A Elvira Serra del Corriere della Sera hai detto che non esiste un tuo erede. Non ti piacciono le interviste che leggi?
«Stefano Lorenzetto e Malcom Pagani sono due fuoriclasse. Togli loro, noto che molte sono fatte per mail. Le riconosci a occhio, hanno domande chilometriche e risposte ancor più lunghe, e non c’è mai un contradditorio, cioè la famosa “seconda domanda”, quella con la quale incalzi l’interlocutore».
E la satira in che stato di salute è?
«Oggi vedo molto umorismo, penso alle parodie o imitazioni, ma poca satira. L’umorismo compiace il potente, la satira vera invece lo fa incazzare. Forattini che disegnava Spadolini con il pisello piccolo e poi riceveva dallo stesso Spadolini richiesta della copia originale, è la sconfitta della satira. La miglior risposta alla satira è la querela».
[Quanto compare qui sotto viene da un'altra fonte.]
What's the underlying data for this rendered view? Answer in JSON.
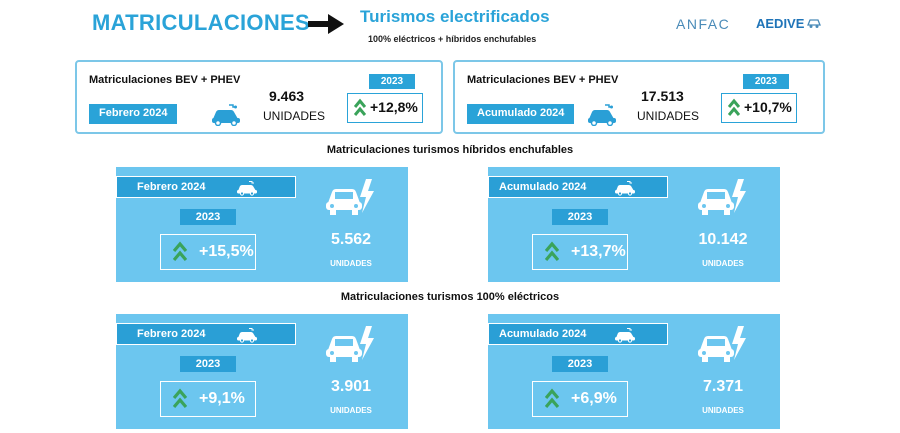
{
  "header": {
    "title": "MATRICULACIONES",
    "subtitle": "Turismos electrificados",
    "subtitle2": "100% eléctricos + híbridos enchufables",
    "logo_anfac": "ANFAC",
    "logo_aedive": "AEDIVE"
  },
  "summary": [
    {
      "label": "Matriculaciones BEV + PHEV",
      "period": "Febrero 2024",
      "value": "9.463",
      "units": "UNIDADES",
      "year": "2023",
      "change": "+12,8%"
    },
    {
      "label": "Matriculaciones BEV + PHEV",
      "period": "Acumulado 2024",
      "value": "17.513",
      "units": "UNIDADES",
      "year": "2023",
      "change": "+10,7%"
    }
  ],
  "sections": [
    {
      "title": "Matriculaciones turismos híbridos enchufables",
      "panels": [
        {
          "period": "Febrero 2024",
          "year": "2023",
          "change": "+15,5%",
          "value": "5.562",
          "units": "UNIDADES"
        },
        {
          "period": "Acumulado 2024",
          "year": "2023",
          "change": "+13,7%",
          "value": "10.142",
          "units": "UNIDADES"
        }
      ]
    },
    {
      "title": "Matriculaciones turismos 100% eléctricos",
      "panels": [
        {
          "period": "Febrero 2024",
          "year": "2023",
          "change": "+9,1%",
          "value": "3.901",
          "units": "UNIDADES"
        },
        {
          "period": "Acumulado 2024",
          "year": "2023",
          "change": "+6,9%",
          "value": "7.371",
          "units": "UNIDADES"
        }
      ]
    }
  ],
  "colors": {
    "accent": "#2aa3d8",
    "panel": "#6cc6ef",
    "chevron": "#3aa35a"
  },
  "icons": {
    "arrow": "right-arrow-icon",
    "car": "electric-car-icon",
    "chevron": "double-chevron-up-icon"
  }
}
Ai tempi di «Cuore» ne hai fatto collezione. Le hai contate?
«No, ma ho contato i soldi. A Cuore ho lavorato due anni e mezzo gratis. Pazienza, quel giornale devi farlo solo così. Sono comunque sopravvissuto».
«Ho un caratteraccio» scrivi nel libro. Narciso, presuntuoso e…?
«Irrequieto. Non sto mai fermo e ho spesso ho fatto scelte avventate. Ho avuto tre mogli e due compagne, ho girato praticamente tutti i giornali, ho cambiato tante città».
E ti sei fermato a Lavarone.
«Dove, dici, potrei starmene tranquillo. Invece mi sono messo a fare uno spumante».
Hai un sacco di rimpianti, dici. Il più grande?
«Ho lasciato grandi giornali, sono stato anche direttore di Gente Viaggi e avrei potuto girare il mondo gratis, ma quel che mi ha fatto male è l’unica cosa per cui non ho colpe: la chiusura di Panorama Mese, di cui ero ideatore con Carlo Rognoni. Per me era il giornale più bello del mondo, fu chiuso dall’editore perché vendeva centomila copie. Oggi sarebbero tantissime».